Deutsche Brigade in Litauen soll bis 2027 stehen

Die Nato-Partner Deutschland und Litauen haben das Ziel, bis 2027 eine vollständige Einsatzbereitschaft der neuen deutschen Kampfbrigade in der baltischen Republik zu erreichen. Verteidigungsminister Boris Pistorius vereinbarte mit seinem Amtskollegen Arvydas Anusauskas, dass umfangreiche Infrastruktur in Rudninkai nahe der Hauptstadt Vilnius sowie in Rukla bei Kaunas entstehen soll, um eine robuste und kriegstüchtige Brigade zu gewährleisten. An den beiden Militärstandorten werden Kasernen und Wohnunterkünfte nach deutschen Erfordernissen gebaut.
Die beiden Minister bekräftigen in ihrem in Vilnius unterzeichneten Fahrplan («Roadmap») das Bekenntnis ihrer Staaten «einander und jeden Zentimeter des Bündnisgebietes jederzeit zu verteidigen und unsere Freiheit und Demokratie in Übereinstimmung mit Artikel 5 des Washingtoner Vertrags zu schützen». Russland rücksichtsloser Angriffskrieg gegen die Ukraine habe die Sicherheitslage radikal verändert.
5000 Bundeswehrsoldaten in Litauen
Deutschland hat vorgeschlagen, etwa 5000 Männer und Frauen der Bundeswehr in dem Land an der Nato-Ostflanke zu platzieren. Litauen grenzt an das mit Russland verbündete Belarus sowie an die russische Ostsee-Enklave Kaliningrad. Zwischen beiden erstreckt sich ein schmaler Landkorridor nach Westen – die sogenannte Suwalki-Lücke, wo es im Falle eines Angriffs zu Kämpfen kommen könnte.
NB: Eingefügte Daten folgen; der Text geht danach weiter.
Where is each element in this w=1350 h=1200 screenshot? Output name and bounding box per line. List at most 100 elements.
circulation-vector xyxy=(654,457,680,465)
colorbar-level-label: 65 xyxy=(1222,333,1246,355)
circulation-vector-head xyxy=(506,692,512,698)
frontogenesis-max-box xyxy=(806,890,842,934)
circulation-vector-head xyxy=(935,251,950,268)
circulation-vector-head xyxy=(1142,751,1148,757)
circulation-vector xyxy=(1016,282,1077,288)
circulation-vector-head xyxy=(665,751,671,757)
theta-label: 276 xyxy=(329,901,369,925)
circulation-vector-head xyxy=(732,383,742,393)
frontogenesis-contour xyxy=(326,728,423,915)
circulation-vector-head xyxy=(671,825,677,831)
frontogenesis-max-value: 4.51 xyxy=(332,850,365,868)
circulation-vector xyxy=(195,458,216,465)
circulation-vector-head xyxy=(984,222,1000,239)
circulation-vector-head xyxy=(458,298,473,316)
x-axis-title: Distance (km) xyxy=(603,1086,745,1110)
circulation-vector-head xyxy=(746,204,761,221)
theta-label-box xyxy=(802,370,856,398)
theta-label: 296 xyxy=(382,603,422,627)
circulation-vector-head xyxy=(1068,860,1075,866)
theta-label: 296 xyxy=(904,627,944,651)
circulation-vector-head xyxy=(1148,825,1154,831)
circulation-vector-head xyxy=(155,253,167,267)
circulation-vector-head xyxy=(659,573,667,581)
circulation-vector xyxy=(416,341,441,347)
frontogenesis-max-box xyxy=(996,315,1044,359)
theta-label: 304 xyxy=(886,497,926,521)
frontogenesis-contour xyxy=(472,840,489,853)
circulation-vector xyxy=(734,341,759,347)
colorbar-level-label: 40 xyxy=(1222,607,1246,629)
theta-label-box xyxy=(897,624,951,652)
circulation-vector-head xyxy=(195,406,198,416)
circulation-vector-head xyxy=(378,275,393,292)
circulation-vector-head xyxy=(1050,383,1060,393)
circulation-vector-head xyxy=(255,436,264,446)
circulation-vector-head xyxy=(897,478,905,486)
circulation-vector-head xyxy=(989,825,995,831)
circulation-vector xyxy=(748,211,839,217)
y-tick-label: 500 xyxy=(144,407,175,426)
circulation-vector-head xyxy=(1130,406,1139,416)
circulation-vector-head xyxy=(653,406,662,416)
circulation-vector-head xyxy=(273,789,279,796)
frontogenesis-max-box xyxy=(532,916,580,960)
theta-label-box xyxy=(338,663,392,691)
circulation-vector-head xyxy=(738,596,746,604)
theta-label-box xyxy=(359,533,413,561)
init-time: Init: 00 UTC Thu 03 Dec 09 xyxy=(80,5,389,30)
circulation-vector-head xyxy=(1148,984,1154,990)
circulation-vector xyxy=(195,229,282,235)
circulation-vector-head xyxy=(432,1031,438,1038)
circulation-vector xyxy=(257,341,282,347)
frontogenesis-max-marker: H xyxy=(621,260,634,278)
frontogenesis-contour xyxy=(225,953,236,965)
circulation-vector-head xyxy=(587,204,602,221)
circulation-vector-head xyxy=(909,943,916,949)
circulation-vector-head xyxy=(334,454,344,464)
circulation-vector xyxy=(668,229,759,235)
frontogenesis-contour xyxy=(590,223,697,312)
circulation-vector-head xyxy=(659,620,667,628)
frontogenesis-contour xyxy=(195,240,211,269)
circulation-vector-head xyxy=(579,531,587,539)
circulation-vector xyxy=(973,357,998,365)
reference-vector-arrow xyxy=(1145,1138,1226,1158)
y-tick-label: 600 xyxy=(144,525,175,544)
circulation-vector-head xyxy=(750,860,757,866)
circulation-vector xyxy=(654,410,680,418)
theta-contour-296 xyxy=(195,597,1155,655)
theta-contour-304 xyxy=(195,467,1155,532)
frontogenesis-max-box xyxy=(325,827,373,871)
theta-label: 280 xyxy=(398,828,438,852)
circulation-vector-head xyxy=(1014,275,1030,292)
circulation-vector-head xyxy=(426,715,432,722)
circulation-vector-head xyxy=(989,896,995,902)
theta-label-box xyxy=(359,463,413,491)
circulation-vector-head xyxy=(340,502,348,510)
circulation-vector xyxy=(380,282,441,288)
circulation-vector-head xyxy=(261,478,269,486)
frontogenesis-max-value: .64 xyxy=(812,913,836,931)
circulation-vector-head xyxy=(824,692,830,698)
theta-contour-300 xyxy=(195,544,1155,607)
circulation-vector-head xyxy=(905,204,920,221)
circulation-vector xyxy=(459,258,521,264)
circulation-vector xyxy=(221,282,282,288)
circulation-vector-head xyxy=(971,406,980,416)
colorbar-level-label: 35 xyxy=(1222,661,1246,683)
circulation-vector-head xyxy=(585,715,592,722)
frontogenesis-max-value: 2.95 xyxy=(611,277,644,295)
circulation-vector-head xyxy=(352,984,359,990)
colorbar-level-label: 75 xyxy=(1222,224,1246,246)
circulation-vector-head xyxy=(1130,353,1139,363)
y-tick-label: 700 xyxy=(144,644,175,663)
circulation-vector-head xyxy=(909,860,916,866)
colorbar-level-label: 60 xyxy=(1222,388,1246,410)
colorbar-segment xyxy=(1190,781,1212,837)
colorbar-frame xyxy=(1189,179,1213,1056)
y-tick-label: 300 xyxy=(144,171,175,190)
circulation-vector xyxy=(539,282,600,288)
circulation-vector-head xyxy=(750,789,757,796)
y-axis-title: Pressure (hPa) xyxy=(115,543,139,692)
Die Stationierung deutscher Truppen in diesem Land ist für die Litauer eine gewünschte Rückversicherung der Beistandsverpflichtung.
Nach der formalen Aufstellung der neuen Brigade im Jahr 2025 sollen vor allem bis zum Jahr 2026 Material und Truppen aufwachsen. Dies wird in dem Papier als «Übergangsphase» bezeichnet, in der die Brigade bereits aus Litauen geführt wird, während Teile noch in Deutschland zusammengeführt werden.
Diese Bataillone sollen den Kern der Brigade bilden
Zwei Kampftruppenbataillone aus Bayern und Nordrhein-Westfalen sollen als Hauptbestandteil der neuen Brigade verlegt werden. Das dritte Bataillon wird dem multinationalen Nato-Gefechtsverband (eFP battle group) in Litauen zugewiesen, der bereits unter deutscher Führung in diesem baltischen Staat stationiert ist und über rotierendes Personal verfügt. Zusätzlich werden Logistiker, Sanitätssoldaten, Kommunikationsexperten und Verwaltungskräfte hinzukommen.
Die beiden Staaten verpflichten sich, Bedingungen zu schaffen, dass Bundeswehrangehörige ihre Familien mitbringen können. Die Soldaten sollen sich auf dem freien Wohnungsmarkt Quartier beschaffen können oder in neuen Wohnvierteln, die entwickelt werden sollen. «Um die Gesundheitsversorgung sicherzustellen, ist es wichtig, sich auf das litauische Gesundheitssystem zu verlassen», heißt es in dem Dokument. Und: «Deutschland beabsichtigt, eine oder zwei Bundeswehr-Schulen sowie deutschsprachige Einrichtungen zur Kinderbetreuung aufzubauen.»
Mindestens bis zum Jahr 2025 werden sich Familien von Bundeswehrangehörigen aber «wahrscheinlich ausschließlich auf den zivilen Wohnungsmarkt, internationale Schulen und existierende, lokale und internationale Kinderbetreuung stützen müssen».